Is An Insurance Policy Interpreted Based Upon Language Understood By Laypeople or By Legally Trained People?
An Insurance Policy Can Be Difficult to Read. Also, Buyers of An Insurance Policy Are Usually Without An Opportunity to Negotiate the Specific Words Used Within. Accordingly, the Law Provides That An Ordinary Person Meaning Is Used When Interpreting the Words Within An Insurance Policy Document.
Understanding the Ordinary Person Meaning Requirement When Interpreting Special Terms Within An Insurance Policy
An insurance policy often contains many pages consisting of legal language that may be quite unfamiliar to the average layperson. Accordingly, the average layperson, referred to in law as an ordinary person, may find an insurance policy difficult to interpret and understand.
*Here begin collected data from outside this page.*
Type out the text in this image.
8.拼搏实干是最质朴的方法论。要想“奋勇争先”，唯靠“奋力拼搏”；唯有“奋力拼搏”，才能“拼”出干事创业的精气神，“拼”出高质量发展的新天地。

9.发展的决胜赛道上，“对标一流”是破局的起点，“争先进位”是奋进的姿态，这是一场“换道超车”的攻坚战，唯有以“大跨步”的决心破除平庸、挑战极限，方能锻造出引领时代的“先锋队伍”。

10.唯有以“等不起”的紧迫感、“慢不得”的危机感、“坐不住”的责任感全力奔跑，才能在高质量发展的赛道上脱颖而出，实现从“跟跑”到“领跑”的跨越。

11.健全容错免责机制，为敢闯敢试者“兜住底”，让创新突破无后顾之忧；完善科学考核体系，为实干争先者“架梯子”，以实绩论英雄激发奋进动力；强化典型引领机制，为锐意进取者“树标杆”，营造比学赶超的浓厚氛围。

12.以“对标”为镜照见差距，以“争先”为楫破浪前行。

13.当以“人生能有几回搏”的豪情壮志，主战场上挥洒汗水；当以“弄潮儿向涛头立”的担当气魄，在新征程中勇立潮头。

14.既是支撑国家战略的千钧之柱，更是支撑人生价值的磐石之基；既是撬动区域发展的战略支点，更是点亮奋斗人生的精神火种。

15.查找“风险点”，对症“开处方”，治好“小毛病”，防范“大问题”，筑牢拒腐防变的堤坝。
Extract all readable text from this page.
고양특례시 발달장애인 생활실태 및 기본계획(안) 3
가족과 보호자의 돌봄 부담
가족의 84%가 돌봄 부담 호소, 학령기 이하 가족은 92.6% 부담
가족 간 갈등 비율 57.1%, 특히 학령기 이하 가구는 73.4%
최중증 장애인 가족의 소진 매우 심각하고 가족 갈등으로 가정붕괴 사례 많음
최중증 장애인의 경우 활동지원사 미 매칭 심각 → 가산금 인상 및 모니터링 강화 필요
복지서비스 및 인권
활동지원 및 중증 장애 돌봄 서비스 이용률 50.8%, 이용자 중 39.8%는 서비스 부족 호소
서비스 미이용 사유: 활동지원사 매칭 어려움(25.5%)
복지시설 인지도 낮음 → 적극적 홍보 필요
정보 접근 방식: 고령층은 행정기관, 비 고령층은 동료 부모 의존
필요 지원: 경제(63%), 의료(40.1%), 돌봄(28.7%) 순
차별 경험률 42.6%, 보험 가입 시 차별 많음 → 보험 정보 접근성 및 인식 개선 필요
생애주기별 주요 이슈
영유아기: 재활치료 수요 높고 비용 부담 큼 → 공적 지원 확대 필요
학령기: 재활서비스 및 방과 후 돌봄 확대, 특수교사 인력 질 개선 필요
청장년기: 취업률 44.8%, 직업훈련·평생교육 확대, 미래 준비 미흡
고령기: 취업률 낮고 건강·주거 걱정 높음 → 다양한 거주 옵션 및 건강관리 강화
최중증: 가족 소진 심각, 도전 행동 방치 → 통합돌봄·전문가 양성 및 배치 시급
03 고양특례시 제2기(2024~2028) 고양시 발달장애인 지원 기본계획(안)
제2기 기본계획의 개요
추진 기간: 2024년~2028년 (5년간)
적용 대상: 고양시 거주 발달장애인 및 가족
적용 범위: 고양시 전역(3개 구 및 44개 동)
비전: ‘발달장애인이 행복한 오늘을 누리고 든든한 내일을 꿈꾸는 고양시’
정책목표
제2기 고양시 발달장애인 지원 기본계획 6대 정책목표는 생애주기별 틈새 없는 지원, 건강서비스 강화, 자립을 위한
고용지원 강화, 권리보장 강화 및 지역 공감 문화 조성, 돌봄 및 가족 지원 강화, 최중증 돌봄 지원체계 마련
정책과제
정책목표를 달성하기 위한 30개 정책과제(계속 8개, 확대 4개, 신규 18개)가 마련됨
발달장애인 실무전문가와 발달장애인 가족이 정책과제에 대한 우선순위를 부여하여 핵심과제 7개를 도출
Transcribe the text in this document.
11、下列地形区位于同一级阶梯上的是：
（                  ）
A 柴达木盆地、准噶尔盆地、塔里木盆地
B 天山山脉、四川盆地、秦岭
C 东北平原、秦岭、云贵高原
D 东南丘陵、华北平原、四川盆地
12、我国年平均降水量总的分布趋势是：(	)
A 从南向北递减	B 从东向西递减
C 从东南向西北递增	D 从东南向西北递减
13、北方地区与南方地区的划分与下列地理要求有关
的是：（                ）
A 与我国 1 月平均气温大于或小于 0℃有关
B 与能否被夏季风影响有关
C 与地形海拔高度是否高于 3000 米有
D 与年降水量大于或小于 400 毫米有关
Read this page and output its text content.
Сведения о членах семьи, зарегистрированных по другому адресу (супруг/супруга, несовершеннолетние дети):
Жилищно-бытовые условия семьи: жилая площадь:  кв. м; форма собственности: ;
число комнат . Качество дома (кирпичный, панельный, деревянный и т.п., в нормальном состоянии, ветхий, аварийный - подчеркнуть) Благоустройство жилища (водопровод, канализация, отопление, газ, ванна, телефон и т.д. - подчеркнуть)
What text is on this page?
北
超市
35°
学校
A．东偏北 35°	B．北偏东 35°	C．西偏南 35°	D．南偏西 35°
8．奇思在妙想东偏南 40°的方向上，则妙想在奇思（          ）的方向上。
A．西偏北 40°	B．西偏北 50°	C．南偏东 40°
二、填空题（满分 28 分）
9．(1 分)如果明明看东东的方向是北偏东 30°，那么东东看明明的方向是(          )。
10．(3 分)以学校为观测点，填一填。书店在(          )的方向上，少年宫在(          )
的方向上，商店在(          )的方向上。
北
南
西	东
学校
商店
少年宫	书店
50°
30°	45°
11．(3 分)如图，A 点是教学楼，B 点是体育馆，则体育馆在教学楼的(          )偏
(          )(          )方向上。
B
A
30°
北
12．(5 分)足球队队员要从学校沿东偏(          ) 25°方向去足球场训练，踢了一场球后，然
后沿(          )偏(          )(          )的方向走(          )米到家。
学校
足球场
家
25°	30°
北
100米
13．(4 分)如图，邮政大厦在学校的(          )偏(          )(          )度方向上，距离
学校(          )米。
Furthermore, insurance is usually bought with little, if any, opportunity to negotiate the precise wording.
Insurance buyers are often unsophisticated in the terms and legal language of insurance policies. To protect insurance buyers, courts developed special rules for the interpretation of insurance policies including the ordinary person meaning for interpreting special words and terms that may have a certain meaning to laypeople and yet another meaning in law.
The rule of interpretation based upon the ordinary person meaning was stated by the Supreme Court within the case of Co-operators Life Insurance Co. v. Gibbens,  3 SCR 605 wherein it was stated:
 The courts have developed a number of general interpretative principles that reflect a concern that customers not suffer from the imbalance of power that often exists between insurers and the insured but, on the other hand, that customers obtain no greater coverage than they are prepared to pay for. The exercise of interpretation should avoid “an unrealistic result or a result which would not be contemplated in the commercial atmosphere in which the insurance was contracted”: Consolidated-Bathurst Export Ltd. v. Mutual Boiler and Machinery Insurance Co., 1979 CanLII 10 (SCC),  1 S.C.R. 888, per Estey J., at p. 901.
 In Mutual of Omaha Insurance Co. v. Stats, 1978 CanLII 38 (SCC),  2 S.C.R. 1153, Spence J. stated that the word “accident” is “an ordinary word to be interpreted in the ordinary language of the people” (p. 1164). Such terms should be construed “as they would be understood by the average person applying for insurance, and not as they might be perceived by persons versed in the niceties of insurance law”: National Bank of Greece (Canada) v. Katsikonouris, 1990 CanLII 92 (SCC),  2 S.C.R. 1029, at p. 1043. This approach was affirmed by McLachlin C.J. in Martin, at para. 19.
"... terms should be construed “as they would be understood by the average person applying for insurance, and not as they might be perceived by persons versed in the niceties of insurance law”."
~ Supreme Court of Canada
The terms within an insurance policy can be confusing to the ordinary person without the special knowledge of insurance experts or lawyers, paralegals, among other professionals with legal training. To protect the ordinary person as an insurance broker, the law imposes special rules of interpretation for insurance policies by requiring that any special terms be interpreted using the meaning that would, generally, be understood by an ordinary person.